Stop-loss, profit target
Your stop-loss should be placed several pips beneath the most recent swing low in order to avoid random noise triggering it. As for the profit target, you should lock in profits in two increments, i.e. you should scale out. Half of the position should be exited as soon as the price rises by 50% of the risk, thus if the protective stop is 30 pips below the entry, you should close half the position as the price jumps by 15 pips. At that point you should also move the stop-loss to breakeven, thus the worst case scenario for your trade becomes a 15-pip win, instead of the initial 30-pip loss.
The remainder of the position is automatically closed, if the stop-loss at breakeven is hit. Alternatively you should exit the market, if RSI enters the overbought area (above 70), reverses and crosses back below 70.
The latter scenario is an advantage of this trading strategy compared to most other RSI trading systems because it is designed to get the maximum out of market fluctuations. Because RSI leaving the overbought area is not only a long trade exit spot, but also a signal for a short entry, the market player closes his long position and immediately enters short. Thus, most of the time he remains on the market. The only time when the trader is out of the market is when he is stopped on the remainder of his position at breakeven, or when he is stopped on a false entry signal. Check out the following example.

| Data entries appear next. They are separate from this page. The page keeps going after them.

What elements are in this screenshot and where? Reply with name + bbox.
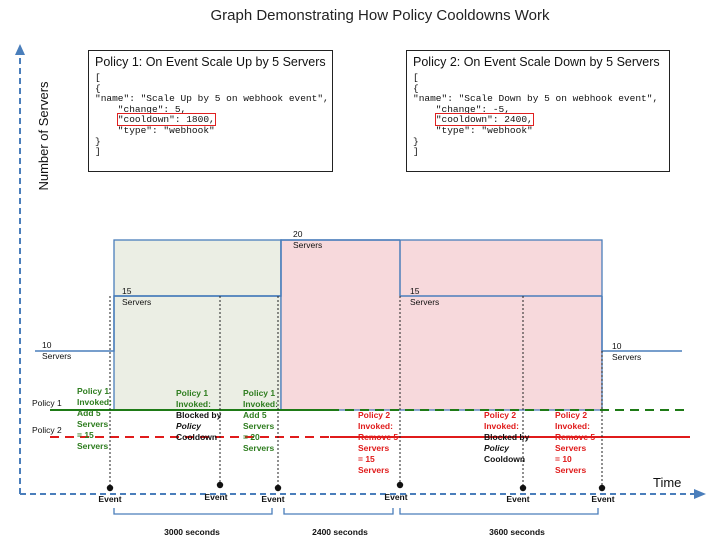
code-line: [	[95, 72, 101, 83]
policy1-line-label: Policy 1	[32, 398, 62, 408]
event-annotation: Policy 1 Invoked: Add 5 Servers = 20 Servers	[243, 388, 278, 453]
server-level-label: 10 Servers	[612, 341, 642, 362]
code-line: [	[413, 72, 419, 83]
event-dot	[520, 485, 526, 491]
policy2-line-label: Policy 2	[32, 425, 62, 435]
diagram-title: Graph Demonstrating How Policy Cooldowns Work	[210, 7, 550, 24]
y-axis-label: Number of Servers	[36, 81, 51, 191]
event-dot	[107, 485, 113, 491]
policy2-cooldown-region	[281, 240, 602, 410]
event-dot	[397, 482, 403, 488]
server-level-label: 20 Servers	[293, 229, 323, 250]
code-line: "name": "Scale Up by 5 on webhook event",	[95, 93, 329, 105]
event-annotation: Policy 2 Invoked: Remove 5 Servers = 10 Servers	[555, 410, 596, 475]
server-level-label: 15 Servers	[410, 286, 440, 307]
duration-bracket	[114, 508, 272, 514]
event-annotation: Policy 2 Invoked: Remove 5 Servers = 15 Servers	[358, 410, 399, 475]
policy1-heading: Policy 1: On Event Scale Up by 5 Servers	[95, 55, 326, 69]
code-line: {	[413, 82, 419, 94]
event-label: Event	[591, 494, 615, 504]
y-axis-arrow-icon	[15, 44, 25, 55]
code-line: "change": 5,	[95, 103, 187, 115]
code-line: }	[95, 135, 101, 147]
event-dot	[275, 485, 281, 491]
policy2-heading: Policy 2: On Event Scale Down by 5 Servers	[413, 55, 660, 69]
event-label: Event	[204, 492, 228, 502]
duration-label: 2400 seconds	[312, 527, 368, 537]
event-label: Event	[506, 494, 530, 504]
code-line: "name": "Scale Down by 5 on webhook event",	[413, 93, 659, 105]
duration-label: 3000 seconds	[164, 527, 220, 537]
policy2-code	[413, 73, 663, 158]
code-line: {	[95, 82, 101, 94]
policy1-code	[95, 72, 329, 158]
event-annotation: Policy 2 Invoked: Blocked by Policy Cooldown	[484, 410, 530, 464]
code-line: ]	[413, 146, 419, 158]
policy2-box	[406, 50, 670, 172]
duration-brackets	[114, 508, 598, 514]
event-dot	[599, 485, 605, 491]
event-label: Event	[384, 492, 408, 502]
policy1-cooldown-region	[114, 240, 281, 410]
code-line: "type": "webhook"	[95, 124, 215, 136]
duration-bracket	[400, 508, 598, 514]
server-level-label: 10 Servers	[42, 340, 72, 361]
event-points	[98, 482, 614, 504]
event-label: Event	[98, 494, 122, 504]
code-line: "change": -5,	[413, 103, 510, 115]
code-line: ]	[95, 146, 101, 158]
event-label: Event	[261, 494, 285, 504]
code-line: }	[413, 135, 419, 147]
x-axis-label: Time	[653, 475, 682, 490]
event-annotation: Policy 1 Invoked: Add 5 Servers = 15 Servers	[77, 386, 112, 451]
cooldown-highlight: "cooldown": 1800,	[117, 114, 215, 126]
duration-label: 3600 seconds	[489, 527, 545, 537]
event-dot	[217, 482, 223, 488]
x-axis-arrow-icon	[694, 489, 706, 499]
code-line: "type": "webhook"	[413, 124, 533, 136]
event-annotation: Policy 1 Invoked: Blocked by Policy Cooldown	[176, 388, 222, 442]
cooldown-highlight: "cooldown": 2400,	[435, 114, 533, 126]
duration-bracket	[284, 508, 393, 514]
policy1-box	[88, 50, 333, 172]
server-level-label: 15 Servers	[122, 286, 152, 307]
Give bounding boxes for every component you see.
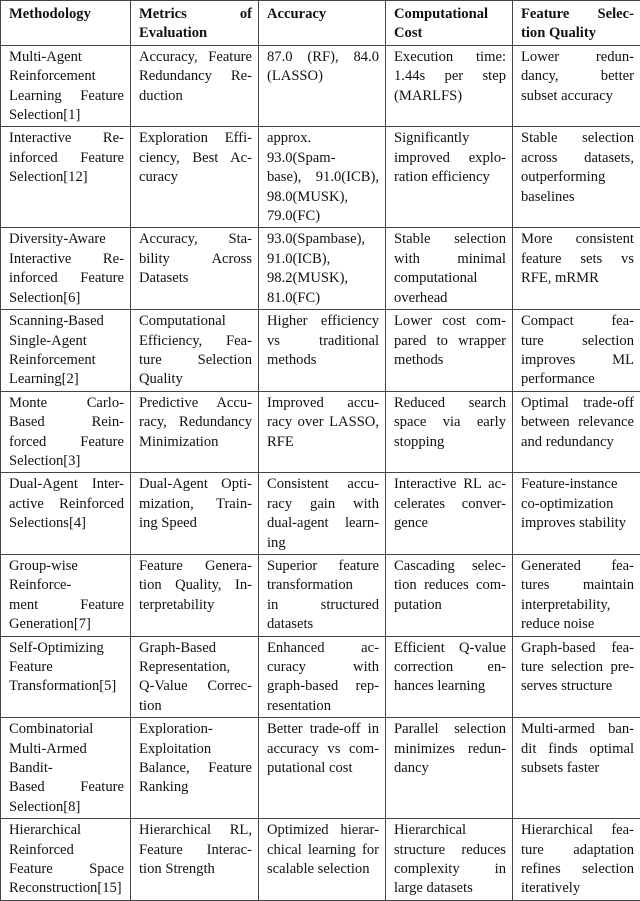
cell-line: Metrics of [139,5,252,24]
cell-line: and redundancy [521,433,634,452]
cell-line: ing Speed [139,514,252,533]
cell-line: forced Feature [9,433,124,452]
cell-metrics [131,636,259,718]
cell-line: gence [394,514,506,533]
cell-feature-selection-quality [513,473,640,555]
cell-line: across datasets, [521,149,634,168]
cell-line: Monte Carlo- [9,394,124,413]
cell-line: with minimal [394,250,506,269]
cell-accuracy [259,636,386,718]
cell-line: Minimization [139,433,252,452]
cell-line: duction [139,87,252,106]
cell-line: tion Strength [139,860,252,879]
cell-line: Reduced search [394,394,506,413]
cell-line: Representation, [139,658,252,677]
cell-accuracy [259,45,386,127]
cell-line: (LASSO) [267,67,379,86]
cell-accuracy [259,127,386,228]
cell-line: Interactive Re- [9,250,124,269]
cell-line: Single-Agent [9,332,124,351]
cell-line: transformation [267,576,379,595]
cell-line: Feature-instance [521,475,634,494]
cell-line: stopping [394,433,506,452]
cell-feature-selection-quality [513,127,640,228]
cell-line: in structured [267,596,379,615]
cell-line: RFE, mRMR [521,269,634,288]
cell-line: ing [267,534,379,553]
cell-accuracy [259,228,386,310]
cell-line: space via early [394,413,506,432]
cell-line: Generated fea- [521,557,634,576]
table-row [1,127,640,228]
cell-line: Computational [139,312,252,331]
cell-line: Execution time: [394,48,506,67]
cell-line: Feature Space [9,860,124,879]
cell-line: Enhanced ac- [267,639,379,658]
cell-metrics [131,228,259,310]
cell-line: Significantly [394,129,506,148]
cell-line: refines selection [521,860,634,879]
cell-line: ture Selection [139,351,252,370]
cell-line: serves structure [521,677,634,696]
cell-line: Selection[3] [9,452,124,471]
cell-computational-cost [386,819,513,901]
cell-line: Cost [394,24,506,43]
cell-line: Selection[8] [9,798,124,817]
cell-line: Multi-armed ban- [521,720,634,739]
cell-computational-cost [386,554,513,636]
cell-line: ration efficiency [394,168,506,187]
cell-line: terpretability [139,596,252,615]
cell-feature-selection-quality [513,554,640,636]
cell-line: tion [139,697,252,716]
cell-metrics [131,554,259,636]
cell-line: hances learning [394,677,506,696]
cell-line: 93.0(Spambase), [267,230,379,249]
cell-metrics [131,310,259,392]
cell-line: 93.0(Spam- [267,149,379,168]
cell-line: Lower cost com- [394,312,506,331]
cell-line: computational [394,269,506,288]
cell-line: Balance, Feature [139,759,252,778]
cell-line: Higher efficiency [267,312,379,331]
cell-line: Improved accu- [267,394,379,413]
cell-line: Evaluation [139,24,252,43]
cell-line: Accuracy, Feature [139,48,252,67]
cell-line: accuracy vs com- [267,740,379,759]
cell-line: Accuracy, Sta- [139,230,252,249]
cell-line: Cascading selec- [394,557,506,576]
cell-line: Redundancy Re- [139,67,252,86]
cell-accuracy [259,718,386,819]
cell-line: Efficient Q-value [394,639,506,658]
cell-line: base), 91.0(ICB), [267,168,379,187]
cell-line: Parallel selection [394,720,506,739]
cell-line: Q-Value Correc- [139,677,252,696]
cell-methodology [1,473,131,555]
cell-line: Diversity-Aware [9,230,124,249]
cell-line: mization, Train- [139,495,252,514]
cell-line: Reinforced [9,841,124,860]
cell-line: resentation [267,697,379,716]
cell-computational-cost [386,45,513,127]
cell-line: vs traditional [267,332,379,351]
cell-line: Hierarchical [394,821,506,840]
cell-line: between relevance [521,413,634,432]
cell-line: improved explo- [394,149,506,168]
cell-line: Graph-Based [139,639,252,658]
cell-line: dancy [394,759,506,778]
cell-line: racy, Redundancy [139,413,252,432]
cell-line: Stable selection [394,230,506,249]
column-header-accuracy [259,1,386,46]
cell-line: Group-wise [9,557,124,576]
cell-line: performance [521,370,634,389]
cell-feature-selection-quality [513,636,640,718]
cell-line: dancy, better [521,67,634,86]
cell-line: Interactive RL ac- [394,475,506,494]
cell-line: scalable selection [267,860,379,879]
cell-line: improves ML [521,351,634,370]
cell-line: More consistent [521,230,634,249]
cell-line: subset accuracy [521,87,634,106]
cell-line: Self-Optimizing [9,639,124,658]
cell-line: Computational [394,5,506,24]
cell-line: Multi-Armed [9,740,124,759]
cell-line: ture adaptation [521,841,634,860]
cell-line: Hierarchical RL, [139,821,252,840]
cell-line: reduce noise [521,615,634,634]
cell-metrics [131,718,259,819]
cell-line: Stable selection [521,129,634,148]
cell-line: Lower redun- [521,48,634,67]
cell-line: pared to wrapper [394,332,506,351]
cell-line: Reconstruction[15] [9,879,124,898]
cell-methodology [1,310,131,392]
cell-line: inforced Feature [9,149,124,168]
cell-metrics [131,819,259,901]
cell-line: Superior feature [267,557,379,576]
cell-line: Exploration Effi- [139,129,252,148]
cell-line: Multi-Agent [9,48,124,67]
cell-methodology [1,45,131,127]
cell-computational-cost [386,228,513,310]
cell-methodology [1,127,131,228]
cell-line: Accuracy [267,5,379,24]
cell-line: Optimal trade-off [521,394,634,413]
cell-line: celerates conver- [394,495,506,514]
cell-accuracy [259,391,386,473]
cell-line: Scanning-Based [9,312,124,331]
cell-computational-cost [386,127,513,228]
cell-line: 98.0(MUSK), [267,188,379,207]
cell-line: Better trade-off in [267,720,379,739]
cell-computational-cost [386,636,513,718]
cell-line: chical learning for [267,841,379,860]
cell-line: 98.2(MUSK), [267,269,379,288]
cell-line: iteratively [521,879,634,898]
cell-line: curacy with [267,658,379,677]
cell-line: Feature Interac- [139,841,252,860]
cell-line: Graph-based fea- [521,639,634,658]
column-header-computational-cost [386,1,513,46]
column-header-feature-selection-quality [513,1,640,46]
cell-line: Compact fea- [521,312,634,331]
cell-accuracy [259,554,386,636]
cell-line: tures maintain [521,576,634,595]
cell-line: overhead [394,289,506,308]
cell-line: methods [267,351,379,370]
cell-line: Based Rein- [9,413,124,432]
cell-line: putational cost [267,759,379,778]
cell-line: minimizes redun- [394,740,506,759]
cell-line: Reinforcement [9,67,124,86]
cell-line: Interactive Re- [9,129,124,148]
cell-methodology [1,554,131,636]
cell-line: Ranking [139,778,252,797]
cell-line: Efficiency, Fea- [139,332,252,351]
cell-line: Exploration- [139,720,252,739]
cell-line: interpretability, [521,596,634,615]
cell-line: Selections[4] [9,514,124,533]
cell-line: ciency, Best Ac- [139,149,252,168]
cell-line: Datasets [139,269,252,288]
cell-computational-cost [386,391,513,473]
cell-line: Hierarchical fea- [521,821,634,840]
cell-line: co-optimization [521,495,634,514]
cell-line: methods [394,351,506,370]
cell-line: (MARLFS) [394,87,506,106]
cell-line: ture selection [521,332,634,351]
cell-line: Selection[6] [9,289,124,308]
cell-feature-selection-quality [513,819,640,901]
cell-line: RFE [267,433,379,452]
cell-accuracy [259,819,386,901]
cell-line: Selection[1] [9,106,124,125]
cell-line: inforced Feature [9,269,124,288]
cell-line: putation [394,596,506,615]
table-row [1,228,640,310]
cell-line: Dual-Agent Opti- [139,475,252,494]
cell-metrics [131,45,259,127]
cell-line: correction en- [394,658,506,677]
cell-line: tion reduces com- [394,576,506,595]
cell-methodology [1,718,131,819]
cell-line: 81.0(FC) [267,289,379,308]
cell-line: Dual-Agent Inter- [9,475,124,494]
cell-line: 1.44s per step [394,67,506,86]
cell-line: subsets faster [521,759,634,778]
cell-line: curacy [139,168,252,187]
cell-line: Reinforce- [9,576,124,595]
cell-line: 91.0(ICB), [267,250,379,269]
cell-computational-cost [386,473,513,555]
cell-line: 79.0(FC) [267,207,379,226]
table-row [1,718,640,819]
cell-computational-cost [386,310,513,392]
cell-line: feature sets vs [521,250,634,269]
cell-line: Exploitation [139,740,252,759]
cell-metrics [131,391,259,473]
cell-line: dual-agent learn- [267,514,379,533]
cell-methodology [1,636,131,718]
cell-line: Generation[7] [9,615,124,634]
cell-line: Bandit- [9,759,124,778]
cell-methodology [1,228,131,310]
cell-methodology [1,819,131,901]
column-header-metrics [131,1,259,46]
cell-line: ture selection pre- [521,658,634,677]
cell-line: Feature Genera- [139,557,252,576]
cell-line: baselines [521,188,634,207]
cell-line: Optimized hierar- [267,821,379,840]
cell-feature-selection-quality [513,45,640,127]
cell-line: Feature Selec- [521,5,634,24]
table-row [1,819,640,901]
cell-line: 87.0 (RF), 84.0 [267,48,379,67]
cell-computational-cost [386,718,513,819]
cell-line: racy over LASSO, [267,413,379,432]
cell-methodology [1,391,131,473]
cell-feature-selection-quality [513,310,640,392]
cell-feature-selection-quality [513,718,640,819]
column-header-methodology [1,1,131,46]
cell-accuracy [259,310,386,392]
cell-line: tion Quality, In- [139,576,252,595]
cell-line: complexity in [394,860,506,879]
cell-line: Consistent accu- [267,475,379,494]
cell-line: dit finds optimal [521,740,634,759]
cell-line: Hierarchical [9,821,124,840]
cell-line: Learning[2] [9,370,124,389]
table-row [1,391,640,473]
header-row [1,1,640,46]
cell-line: racy gain with [267,495,379,514]
table-row [1,554,640,636]
cell-line: Quality [139,370,252,389]
table-row [1,473,640,555]
cell-accuracy [259,473,386,555]
cell-metrics [131,473,259,555]
cell-line: graph-based rep- [267,677,379,696]
cell-line: Methodology [9,5,124,24]
cell-line: outperforming [521,168,634,187]
cell-line: tion Quality [521,24,634,43]
cell-line: datasets [267,615,379,634]
cell-line: Combinatorial [9,720,124,739]
cell-feature-selection-quality [513,228,640,310]
cell-metrics [131,127,259,228]
cell-line: improves stability [521,514,634,533]
table-row [1,636,640,718]
table-row [1,45,640,127]
cell-line: structure reduces [394,841,506,860]
cell-line: Learning Feature [9,87,124,106]
cell-line: active Reinforced [9,495,124,514]
cell-line: approx. [267,129,379,148]
cell-line: Feature [9,658,124,677]
cell-line: Reinforcement [9,351,124,370]
cell-line: Selection[12] [9,168,124,187]
cell-line: Predictive Accu- [139,394,252,413]
cell-line: bility Across [139,250,252,269]
cell-line: Based Feature [9,778,124,797]
cell-line: large datasets [394,879,506,898]
cell-feature-selection-quality [513,391,640,473]
cell-line: Transformation[5] [9,677,124,696]
cell-line: ment Feature [9,596,124,615]
table-row [1,310,640,392]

On the screenshot above you can see a four-hour time frame of the USD/JPY cross. At that point the market had been trading sideways for more than a month, which means the first condition for using this trading strategy has been met. The bull trend bar (1) was accompanied by RSI rising above 30, which called for a long entry at the open of the next bar, thus we enter at 101.27 yen. Our stop loss is placed several pips below the most recent swing low which was at 100.75 (not shown on screenshot), thus we put it at 100.68 and we risk 59 pips.
According to our strategy, the first half of our trade should be exited at 50% of the amount risked, or in 59/2 = 30 pips, thus at 101.57 yen. It was reached almost immediately at bar (2) and so we move our stop-loss at breakeven. Thus, our trade is now secured and the worst case scenario is the stop on the remainder of the position being hit, which will leave us with our initial win of 30 pips.
Sadly, exactly that happened. The market fell to a lower low shortly after at bar (3) and our breakeven stop was hit along the way. Because RSI did not enter the oversold area again, it did not trigger a new entry signal and we missed on the following strong up-move that led the market to a swing high at bar (4).
However, the new swing high offered us a short-entry signal. At the bearish trend bar (5) RSI fell below 70, generating a short signal. We sell at the open of the next bar (at 102.48 yen), and our stop-loss is placed 5-10 pips above the most recent swing high, which was at 103.01 yen (not displayed on the screenshot), thus at 103.10 yen. Our first profit target is then set at 50% of the amount risked, or at 102.48 – ((103.10 – 102.48)/2) = 102.17 yen. It is marked by the green horizontal line and was reached at bar (6). As we exit with half of our position, we trail our stop to breakeven. The subsequent pullback failed to trigger our stop and we capitalized on the following down-move. We exited at bar (7), where the RSI entered the oversold area, with a considerable profit, and we immediately re-entered a long position after the indicator left the oversold zone.